Navigation

Map/Reduce

Mongoid provides a DSL around MongoDB’s map/reduce framework, for performing custom map/reduce jobs or simple aggregations.

Execution

You can tell Mongoid off the class or a criteria to perform a map/reduce by calling map_reduce and providing map and reduce javascript functions.

map = %Q{
  function() {
    emit(this.name, { likes: this.likes });
  }
}

reduce = %Q{
  function(key, values) {
    var result = { likes: 0 };
    values.forEach(function(value) {
      result.likes += value.likes;
    });
    return result;
  }
}

Band.where(:likes.gt => 100).map_reduce(map, reduce).out(inline: 1)

Just like criteria, map/reduce calls are lazily evaluated. So nothing will hit the database until you iterate over the results, or make a call on the wrapper that would need to force a database hit.
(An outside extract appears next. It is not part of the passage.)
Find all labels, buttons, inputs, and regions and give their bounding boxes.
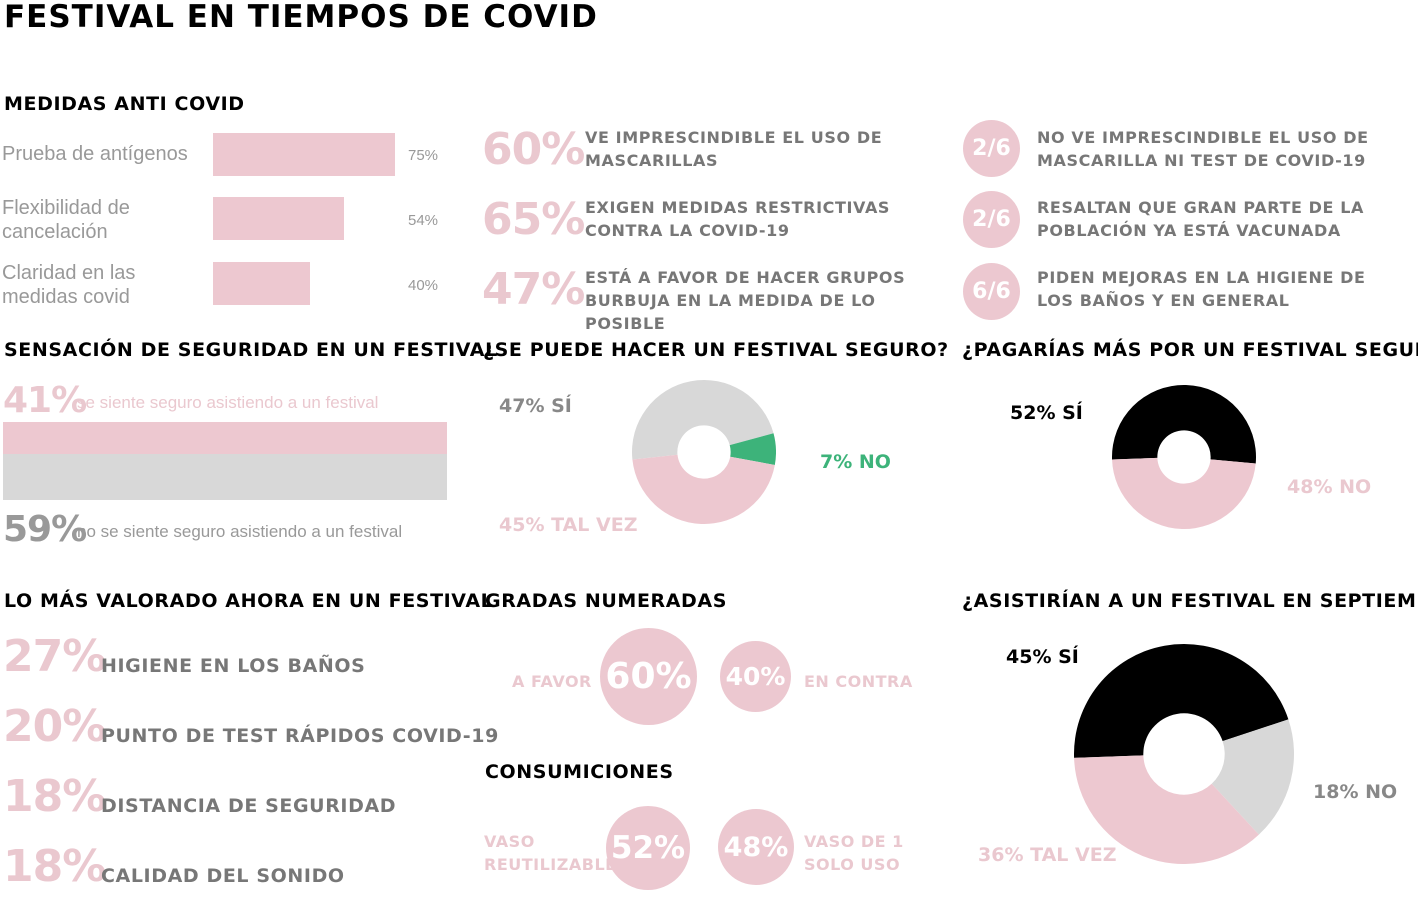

Band.map_reduce(map, reduce).out(replace: "mr-results").each do |document|
  p document # { "_id" => "Tool", "value" => { "likes" => 200 }}
end

The only required thing you provide along with a map/reduce is where to output the results. If you do not provide this an error will be raised. Valid options to #out are:

  • inline: 1: Don’t store the output in a collection.
  • replace: "name": Store in a collection with the provided name, and overwrite any documents that exist in it.
  • merge: "name": Store in a collection with the provided name, and merge the results with the existing documents.
  • reduce: "name": Store in a collection with the provided name, and reduce all existing results in that collection.

Raw Results

Results of Map/Reduce execution can be retrieved via the execute method or its aliases raw and results:

mr = Band.where(:likes.gt => 100).map_reduce(map, reduce).out(inline: 1)

mr.execute
# => {"results"=>[{"_id"=>"Tool", "value"=>{"likes"=>200.0}}],
      "timeMillis"=>14,
      "counts"=>{"input"=>4, "emit"=>4, "reduce"=>1, "output"=>1},
      "ok"=>1.0,
      "$clusterTime"=>{"clusterTime"=>#<BSON::Timestamp:0x00005633c2c2ad20 @seconds=1590105400, @increment=1>, "signature"=>{"hash"=><BSON::Binary:0x12240 type=generic data=0x0000000000000000...>, "keyId"=>0}},
      "operationTime"=>#<BSON::Timestamp:0x00005633c2c2aaf0 @seconds=1590105400, @increment=1>}

Statistics

MongoDB servers 4.2 and lower provide Map/Reduce execution statistics. As of MongoDB 4.4, Map/Reduce is implemented via the aggregation pipeline and statistics described in this section are not available.

The following methods are provided on the MapReduce object:

  • counts: Number of documents read, emitted, reduced and output through the pipeline.
  • input, emitted, reduced, output: individual count methods. Note that emitted and reduced methods are named differently from hash keys in counts.
  • time: The time, in milliseconds, that Map/Reduce pipeline took to execute.

The following code illustrates retrieving the statistics:

mr = Band.where(:likes.gt => 100).map_reduce(map, reduce).out(inline: 1)

mr.counts
# => {"input"=>4, "emit"=>4, "reduce"=>1, "output"=>1}

mr.input
# => 4

mr.emitted
# => 4

mr.reduced
# => 1

mr.output
# => 1

mr.time
# => 14

Note

Each statistics method invocation re-executes the Map/Reduce pipeline. The results of execution are not stored by Mongoid. Consider using the execute method to retrieve the raw results and obtaining the statistics from the raw results if multiple statistics are desired.